Ed estava encharcado de suor, sua respiração pesada.
Eva acendeu sua lanterna de mão, mirando o feixe de luz para o ombro ferido; uma enorme marca de mordida dilacerava a carne, pele e tecido, cercada por uma extensa mancha de sangue. Joseph já corria para pegar sua mochila.
- Isso... Vai... Atrair... Uma... Centena... Deles... - Falava Edward, olhando aflito para Eva.
- Nós vaos sair dessa, Ed! - Mas os olhos dela estavam vidrados de desespero.
Joseph voltou correndocom uma seringa carregada de um líquido violeta.
- Isso vai doer no começo, parceiro, mas vai te aliviar em alguns minutos - E antes que Edward pudesse falar algo, Joseph espetou a seringa na mordida, descarregando todo o líquido.
Edward urrou de dor; Joseph tomou distância; Eva permanecia com o olhar fixo em Edward, seu parceiro tão controlado se debatendo de dor.
- Isso vai livrá-lo da infecção, mas ainda precisamos limpar o sangue! Precisamos pensar rápido em como sair daqui! - Falou Joseph, interrompendo os pensamentos de Eva.
Eva pensou, sem tirar os olhos de Edward.
- Iremos para a estrada. Podemos procurar carros parados e atirar à distância. Com o efeito do antídoto, o sangue estancará em algumas horas...
- Precisamos de mais do que isso Eva! - Interrompeu Joseph - Será pelo menos uam centena deles!
Ela não desviava os olhos de seu parceiro, seus olhos desesperados com um fraco brilho de esperança.
- Nós temos que conseguir!


Edward aos poucos se acalmava. Parara de se debater e não gritava mais de dor; sua respiração ainda estava pesada. Eva e Joseph terminavam de colocar os mantimentos nas mochilas; na rua, urros e gemidos ecoavam de cantos diferentes.
- Me deixem... - Suspirou Edward.
Joseph, o mais próximo, respondeu sem olhar para ele.

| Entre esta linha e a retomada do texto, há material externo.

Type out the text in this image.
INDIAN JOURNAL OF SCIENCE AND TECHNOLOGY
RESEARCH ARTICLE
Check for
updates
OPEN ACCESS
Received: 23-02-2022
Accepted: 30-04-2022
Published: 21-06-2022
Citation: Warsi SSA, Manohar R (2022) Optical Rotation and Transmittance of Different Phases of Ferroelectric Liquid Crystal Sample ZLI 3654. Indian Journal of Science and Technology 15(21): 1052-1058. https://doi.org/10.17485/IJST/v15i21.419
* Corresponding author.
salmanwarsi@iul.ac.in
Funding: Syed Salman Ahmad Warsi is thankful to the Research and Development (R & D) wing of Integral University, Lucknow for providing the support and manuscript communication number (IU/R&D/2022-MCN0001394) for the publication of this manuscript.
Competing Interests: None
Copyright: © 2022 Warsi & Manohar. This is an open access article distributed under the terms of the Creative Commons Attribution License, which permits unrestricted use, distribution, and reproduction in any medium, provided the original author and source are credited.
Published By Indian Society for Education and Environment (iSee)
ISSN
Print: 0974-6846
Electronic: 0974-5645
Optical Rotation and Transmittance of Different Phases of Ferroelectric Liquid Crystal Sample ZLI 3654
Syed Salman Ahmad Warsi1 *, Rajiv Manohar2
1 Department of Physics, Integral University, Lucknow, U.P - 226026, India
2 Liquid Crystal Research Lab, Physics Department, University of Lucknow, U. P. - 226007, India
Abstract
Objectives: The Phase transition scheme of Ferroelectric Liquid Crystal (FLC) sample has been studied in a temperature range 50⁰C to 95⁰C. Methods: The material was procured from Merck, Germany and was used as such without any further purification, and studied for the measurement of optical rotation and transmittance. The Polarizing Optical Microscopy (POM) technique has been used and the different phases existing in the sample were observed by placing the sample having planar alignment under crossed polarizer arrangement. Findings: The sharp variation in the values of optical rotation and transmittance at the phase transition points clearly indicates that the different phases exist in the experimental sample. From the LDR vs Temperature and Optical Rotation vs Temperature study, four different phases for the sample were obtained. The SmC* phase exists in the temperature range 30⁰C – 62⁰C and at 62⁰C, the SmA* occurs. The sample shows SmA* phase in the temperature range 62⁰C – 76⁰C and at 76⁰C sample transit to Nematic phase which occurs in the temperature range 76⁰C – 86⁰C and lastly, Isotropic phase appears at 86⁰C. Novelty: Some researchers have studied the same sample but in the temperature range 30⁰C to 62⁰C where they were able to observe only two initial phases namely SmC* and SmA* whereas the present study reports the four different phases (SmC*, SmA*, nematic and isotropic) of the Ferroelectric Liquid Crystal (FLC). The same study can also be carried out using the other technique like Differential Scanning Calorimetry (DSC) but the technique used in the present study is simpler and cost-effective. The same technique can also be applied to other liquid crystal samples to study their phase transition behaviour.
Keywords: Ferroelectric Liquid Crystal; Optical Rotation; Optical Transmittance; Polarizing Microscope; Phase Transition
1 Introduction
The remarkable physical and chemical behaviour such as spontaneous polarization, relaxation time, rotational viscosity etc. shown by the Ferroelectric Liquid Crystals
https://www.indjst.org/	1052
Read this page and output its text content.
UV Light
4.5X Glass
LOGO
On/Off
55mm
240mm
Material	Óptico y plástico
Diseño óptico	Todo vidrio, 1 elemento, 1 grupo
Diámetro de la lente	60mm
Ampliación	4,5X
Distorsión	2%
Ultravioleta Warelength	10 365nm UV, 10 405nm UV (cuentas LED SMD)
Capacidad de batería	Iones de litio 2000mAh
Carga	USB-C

- Não seja ridículo! Não vamos deixar você aqui! É nosso companheiro!
Edward soltou uma risada forçada.
- Não posso ser responsável pela morte de vocês!
- Nem nós pela sua! - Interrompeu Eva - Vamos avançar pela estrada e pegar cobertura! Em algumas horas...!

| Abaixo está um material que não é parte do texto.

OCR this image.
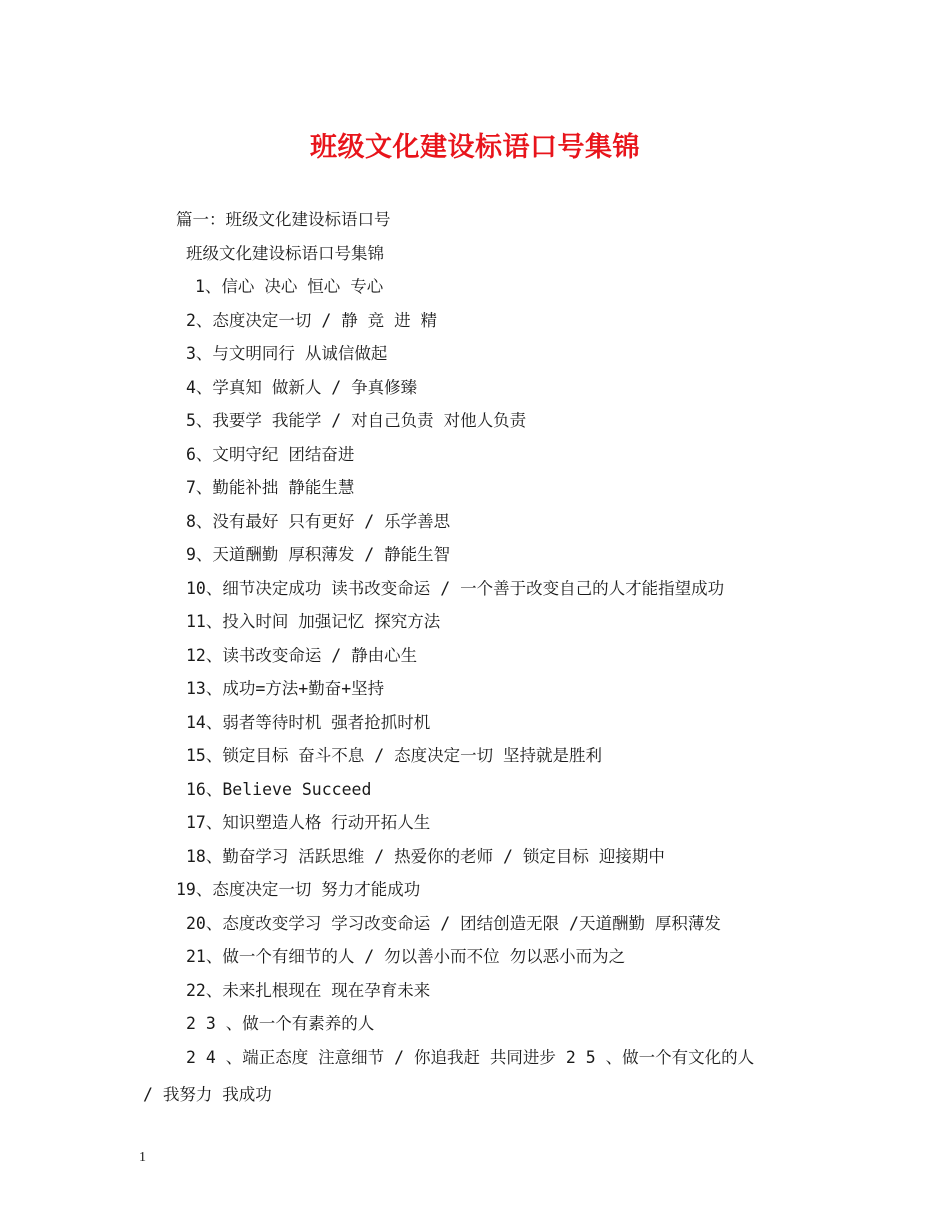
班级文化建设标语口号集锦
篇一：班级文化建设标语口号
班级文化建设标语口号集锦
1、信心 决心 恒心 专心
2、态度决定一切 / 静 竞 进 精
3、与文明同行 从诚信做起
4、学真知 做新人 / 争真修臻
5、我要学 我能学 / 对自己负责 对他人负责
6、文明守纪 团结奋进
7、勤能补拙 静能生慧
8、没有最好 只有更好 / 乐学善思
9、天道酬勤 厚积薄发 / 静能生智
10、细节决定成功 读书改变命运 / 一个善于改变自己的人才能指望成功
11、投入时间 加强记忆 探究方法
12、读书改变命运 / 静由心生
13、成功=方法+勤奋+坚持
14、弱者等待时机 强者抢抓时机
15、锁定目标 奋斗不息 / 态度决定一切 坚持就是胜利
16、Believe Succeed
17、知识塑造人格 行动开拓人生
18、勤奋学习 活跃思维 / 热爱你的老师 / 锁定目标 迎接期中
19、态度决定一切 努力才能成功
20、态度改变学习 学习改变命运 / 团结创造无限 /天道酬勤 厚积薄发
21、做一个有细节的人 / 勿以善小而不位 勿以恶小而为之
22、未来扎根现在 现在孕育未来
2 3 、做一个有素养的人
2 4 、端正态度 注意细节 / 你追我赶 共同进步 2 5 、做一个有文化的人
/ 我努力 我成功
1
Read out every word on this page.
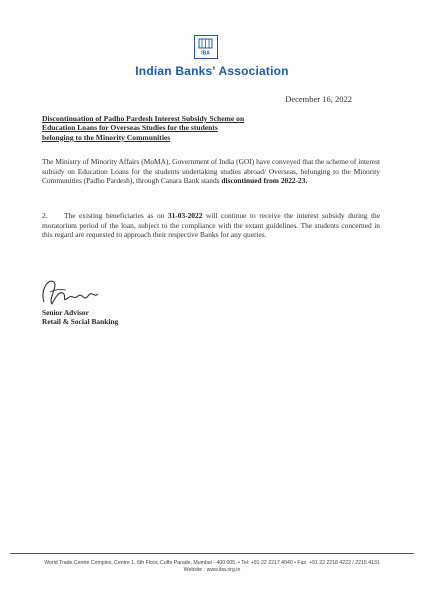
IBA
Indian Banks' Association
December 16, 2022
Discontinuation of Padho Pardesh Interest Subsidy Scheme on
Education Loans for Overseas Studies for the students
belonging to the Minority Communities
The Ministry of Minority Affairs (MoMA), Government of India (GOI) have conveyed that the scheme of interest subsidy on Education Loans for the students undertaking studies abroad/ Overseas, belonging to the Minority Communities (Padho Pardesh), through Canara Bank stands discontinued from 2022-23.
2. The existing beneficiaries as on 31-03-2022 will continue to receive the interest subsidy during the moratorium period of the loan, subject to the compliance with the extant guidelines. The students concerned in this regard are requested to approach their respective Banks for any queries.
Senior Advisor
Retail & Social Banking
World Trade Centre Complex, Centre 1, 6th Floor, Cuffe Parade, Mumbai - 400 005. • Tel: +91 22 2217 4040 • Fax: +91 22 2218 4222 / 2215 4131
Website : www.iba.org.in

Os urros e gemidos se tornaram mais intensos. Estavam se aproximando.
- Me deixem! - Insistiu Edward - Posso servir de isca! Darei tempo a vocês!
Eva olhava fixamente para Edward, seus olhos se perdendo em um futuro incerto.
Na rua, já era possível ouvir os passos correndo para o supermercado.

Continua...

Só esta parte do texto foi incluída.